Quem vem confirmar este cenário é o próprio Banco de Portugal, dando nota no Boletim Económico de 2018 que os financiamentos para a compra de casa no mercado nacional registaram no ano passado um spread médio de 2,2%, face a uma média de 2,8% em 2017.

Ou seja, no espaço de um ano assistiu-se a uma redução na ordem dos 20% nas margens cobradas pelos bancos no crédito à habitação, levando-as para um patamar em linha com 2010, antes do início da crise em Portugal.

Forte concorrência explica resultados

A entidade liderada por Carlos Costa, no documento divulgado esta quarta-feira, considera que a quebra observada nos spreads no crédito à habitação “estará relacionada sobretudo com a pressão da concorrência“, apontando ainda que esta tendência “está de acordo com as respostas dadas pelos bancos no Inquérito aos Bancos sobre o Mercado de Crédito, os quais reportaram uma diminuição do spread aplicado tanto nos empréstimos de risco médio como nos de risco elevado“.

E esta "guerra" parece estar a dar resultado, porque a banca nacional acabou por terminar 2018 com um volume total próximo dos 10 mil milhões de euros de financiamentos concedidos para a compra de casa, o mais elevado também desde 2010.

Tendência de baixos spreads é para continuar?
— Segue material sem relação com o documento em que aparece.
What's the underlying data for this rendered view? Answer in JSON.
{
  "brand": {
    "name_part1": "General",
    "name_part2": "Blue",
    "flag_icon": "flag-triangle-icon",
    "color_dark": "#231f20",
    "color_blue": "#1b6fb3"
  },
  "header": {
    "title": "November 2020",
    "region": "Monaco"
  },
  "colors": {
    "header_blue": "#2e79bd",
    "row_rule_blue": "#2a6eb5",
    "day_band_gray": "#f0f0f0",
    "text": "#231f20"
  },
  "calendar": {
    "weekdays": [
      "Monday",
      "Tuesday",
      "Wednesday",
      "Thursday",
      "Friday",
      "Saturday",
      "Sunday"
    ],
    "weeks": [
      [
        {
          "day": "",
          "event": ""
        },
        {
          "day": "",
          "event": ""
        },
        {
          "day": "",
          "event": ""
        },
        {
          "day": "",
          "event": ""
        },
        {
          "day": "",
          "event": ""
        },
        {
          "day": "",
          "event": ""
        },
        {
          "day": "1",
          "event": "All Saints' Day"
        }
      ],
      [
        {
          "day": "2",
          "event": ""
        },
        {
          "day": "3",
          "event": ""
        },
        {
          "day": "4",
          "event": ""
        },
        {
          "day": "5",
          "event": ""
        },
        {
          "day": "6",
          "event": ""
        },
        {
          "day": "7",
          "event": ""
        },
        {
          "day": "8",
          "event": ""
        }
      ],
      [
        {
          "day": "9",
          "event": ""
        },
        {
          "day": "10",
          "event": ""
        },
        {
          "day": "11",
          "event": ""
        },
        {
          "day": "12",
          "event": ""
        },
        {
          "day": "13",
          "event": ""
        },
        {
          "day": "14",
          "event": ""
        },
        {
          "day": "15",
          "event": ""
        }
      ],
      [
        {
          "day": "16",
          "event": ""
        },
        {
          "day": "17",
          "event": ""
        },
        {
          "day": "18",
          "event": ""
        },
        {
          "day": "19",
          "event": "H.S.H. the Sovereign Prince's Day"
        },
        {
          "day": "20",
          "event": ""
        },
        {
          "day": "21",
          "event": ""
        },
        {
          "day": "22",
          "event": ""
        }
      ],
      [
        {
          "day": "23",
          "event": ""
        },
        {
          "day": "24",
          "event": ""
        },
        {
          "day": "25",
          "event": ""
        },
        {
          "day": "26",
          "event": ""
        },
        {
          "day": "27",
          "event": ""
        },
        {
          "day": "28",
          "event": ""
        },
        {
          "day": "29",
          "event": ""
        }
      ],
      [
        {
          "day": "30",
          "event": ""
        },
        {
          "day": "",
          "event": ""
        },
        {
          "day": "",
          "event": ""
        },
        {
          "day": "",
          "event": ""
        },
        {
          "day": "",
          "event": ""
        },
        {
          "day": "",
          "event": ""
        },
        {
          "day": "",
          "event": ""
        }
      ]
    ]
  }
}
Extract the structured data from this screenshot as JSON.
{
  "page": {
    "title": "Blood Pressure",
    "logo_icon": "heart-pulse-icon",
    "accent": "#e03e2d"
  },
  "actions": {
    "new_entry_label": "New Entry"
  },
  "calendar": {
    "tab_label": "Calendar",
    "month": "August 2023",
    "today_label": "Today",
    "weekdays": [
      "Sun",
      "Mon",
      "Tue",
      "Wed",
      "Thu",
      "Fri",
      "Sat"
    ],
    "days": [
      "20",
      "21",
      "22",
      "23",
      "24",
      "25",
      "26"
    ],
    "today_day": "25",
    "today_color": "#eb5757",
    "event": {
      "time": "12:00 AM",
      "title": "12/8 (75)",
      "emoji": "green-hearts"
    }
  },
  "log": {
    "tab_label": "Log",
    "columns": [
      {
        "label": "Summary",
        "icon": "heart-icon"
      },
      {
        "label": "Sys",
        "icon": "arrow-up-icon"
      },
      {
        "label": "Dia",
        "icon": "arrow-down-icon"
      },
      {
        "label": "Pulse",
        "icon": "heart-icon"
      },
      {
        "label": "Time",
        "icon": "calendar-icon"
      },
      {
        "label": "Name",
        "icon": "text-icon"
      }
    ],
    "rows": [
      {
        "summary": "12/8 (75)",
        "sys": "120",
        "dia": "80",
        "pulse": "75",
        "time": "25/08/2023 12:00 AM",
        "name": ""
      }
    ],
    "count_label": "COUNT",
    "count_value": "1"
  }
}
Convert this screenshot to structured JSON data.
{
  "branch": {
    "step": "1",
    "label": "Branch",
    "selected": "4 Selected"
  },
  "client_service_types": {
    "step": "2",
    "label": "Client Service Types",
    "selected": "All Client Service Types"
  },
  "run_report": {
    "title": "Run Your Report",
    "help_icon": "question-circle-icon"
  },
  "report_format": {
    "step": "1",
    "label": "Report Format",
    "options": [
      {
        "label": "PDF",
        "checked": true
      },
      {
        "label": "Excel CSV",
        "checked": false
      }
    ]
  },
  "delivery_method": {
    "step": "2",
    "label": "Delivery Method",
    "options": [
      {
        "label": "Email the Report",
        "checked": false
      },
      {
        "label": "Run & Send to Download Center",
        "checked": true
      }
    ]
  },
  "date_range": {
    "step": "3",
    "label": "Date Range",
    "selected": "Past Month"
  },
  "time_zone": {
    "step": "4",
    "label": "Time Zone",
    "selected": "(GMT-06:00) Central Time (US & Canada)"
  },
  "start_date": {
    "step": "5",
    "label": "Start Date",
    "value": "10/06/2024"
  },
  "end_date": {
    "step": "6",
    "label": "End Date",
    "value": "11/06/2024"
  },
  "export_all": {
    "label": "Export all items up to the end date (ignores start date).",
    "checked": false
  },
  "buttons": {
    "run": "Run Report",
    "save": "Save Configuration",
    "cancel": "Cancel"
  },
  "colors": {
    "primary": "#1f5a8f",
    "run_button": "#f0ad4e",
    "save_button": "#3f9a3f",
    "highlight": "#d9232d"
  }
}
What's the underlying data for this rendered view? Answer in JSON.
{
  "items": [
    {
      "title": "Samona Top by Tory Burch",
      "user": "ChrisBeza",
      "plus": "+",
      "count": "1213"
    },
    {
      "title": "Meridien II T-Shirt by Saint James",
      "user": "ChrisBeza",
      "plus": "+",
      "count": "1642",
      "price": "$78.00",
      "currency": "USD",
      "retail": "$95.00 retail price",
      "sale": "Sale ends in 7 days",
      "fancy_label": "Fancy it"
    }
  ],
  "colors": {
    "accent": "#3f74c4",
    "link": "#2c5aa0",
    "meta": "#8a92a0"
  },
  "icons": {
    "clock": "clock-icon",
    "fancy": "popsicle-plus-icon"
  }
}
Para 2019, podem esperar-se resultados ainda mais expressivos a nível de spreads baixos, atendendo à onda de revisões em baixa das margens a que se tem assistido nos últimos meses no mercado.

"Se tivermos em conta os níveis de preços de outros países como Espanha, sim poderá haver margem adicional de baixa nos spreads do crédito à habitação que oferecem os bancos a operar em Portugal", aponta o responsável, ressalvando, porém, "que o BCE está a pressionar as entidades financeiras para que mantenham um nível de rentabilidade razoável e não entrem em guerras de preços e relaxamento de critérios de risco que debilitem os seus balanços", aponta Juan Villen, diretor de idealista hipotecas.

A descida dos spreads tem vindo a ser uma medida praticamente transversal à generalidade dos bancos a operar em Portugal. No último ano, 12 dos 15 bancos mexeram nos spreads mais baixos, descendo este indicador.

E só este ano, mais de metade das instituições (BPI, Santander, Crédito Agrícola, Banco Montepio, EuroBic e CGD) já decidiram voltar a cortar a margem mínima dos spreads que oferecem - entre estas apenas o Santander e o Eurobic fizeram o mesmo com os spreads máximos.

Atualmente, os preçários mostram ser possível fechar novos contratos com spreads mínimos entre 1% e 1,25%, estando o mais baixo do mercado está a ser aplicado pelo Bankinter. O banco espanhol é o único que cobra um 'prémio' mínimo de 1%, mas apenas em certas circunstâncias.

O Banco CTT, o Crédito Agrícola e o Santander, seguem-se na lista, com ofertas de 1,10%. Já o UCI - União de Créditos Imobiliários e o Deutsche Bank, aplicam os spreads mínimos mais altos, de 1,50% e 1,30%, respetivamente.

Mas atenção, porque apesar desta maior disponibilidade da banca dar crédito mais barato, isto não é para todos. Os clientes com um perfil considerado de maior risco enfrentam uma penalização nas margens cobradas.